OMG, you should at least setup some cloud storage for your most important stuff (copy, box, dropbox, google drive, skydrive/onedrive, etc). RAID 0 with everything and no backup...I wish you the most of luck. External drives or external drive hotswap docks work good too and don't need to use your SATA ports. wink.gif

I should explain. I've got cloud storage for the stuff that's actually important, like documents and pictures and such. My other two RAID's are filled with TV Shows and Movies. Stuff that's relatively easy to replicate, but that will be a pain in the butt to do so. And, again, I just don't have the cash or the extra SATA ports for any redundancy. It's just not an option for me. I chose to live on the edge rather than not live at all.
post #20 of 20
Sorry to bring this old thread back to life but I thought I would like to add my experience using both RAID 0 and Rapid Mode on a older x58 system (Rampage III Extreme). I purchased two Samsung 840 Pros, back over a year ago. Both have been used extensively in both raid 0 and ahci mode using rapid caching. RAID 0 flat out kills any other mode on my system, it is far superior period, IF we are talking strictly as an OS/Apps drive. For storage I prefer AHCI single drive mode on the workstation.
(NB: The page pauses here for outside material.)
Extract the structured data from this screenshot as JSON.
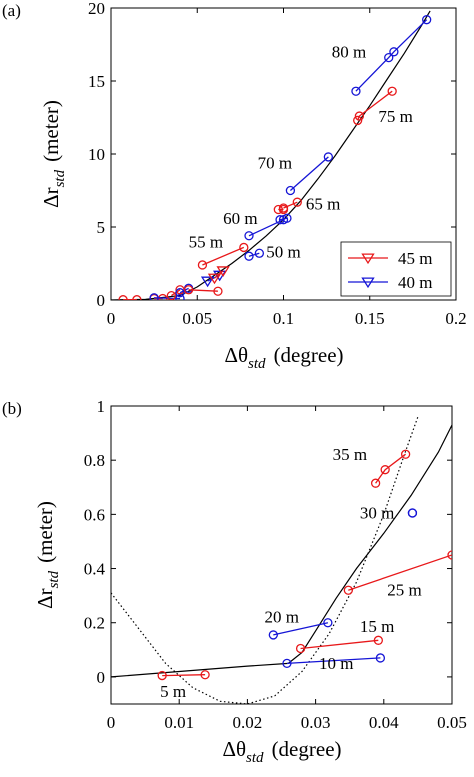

Now in my 8tb backup server I use all drives pooled using drive pool, by that's another story.

But for Windows 8.1 at least RAID using my Intel chipset has been far superior to any other mode. It is clear that Windows starts faster, runs apps much quicker and never has any problems. I have the fortunate experience to have a chipset that does not have TRIM natively in raid, but I can give myself TRIM simply by running a custom BIOS (which I do now). I have run my two drives in raid 0, both with and without TRIM and never once did I see any problems or reductions in speed using either. Now, with that said I think the newer chipsets may be too fast in single drive ahci mode anyway, thus real world benefit may not be recognized unless we are talking about sheer transfer speeds, or benchmarking scores.

So, in my opinion, this question is better suited to be answered only by knowing the exact chipsets used to render RAID 0 or AHCI/Rapid. Also, with RAID 0 I felt I was missing out on potential Samsung services such as using their firmware update tool in Windows etc. However, after several firmware updates I have never noticed any "real-world" benefit to them. So I will be going back to my RAID 0/TRIM setup. I spent exactly 7 months in RAID 0 on my two 840's and then in November I went to single drive setup using RAPID mode. So I have experience using both (raid or ahci) and I must admit I think the RAID setup gave me more out of these drives. At least Windows and apps were much faster using raid... and that is what I purchased these enthusiast class SSD's for in the first place.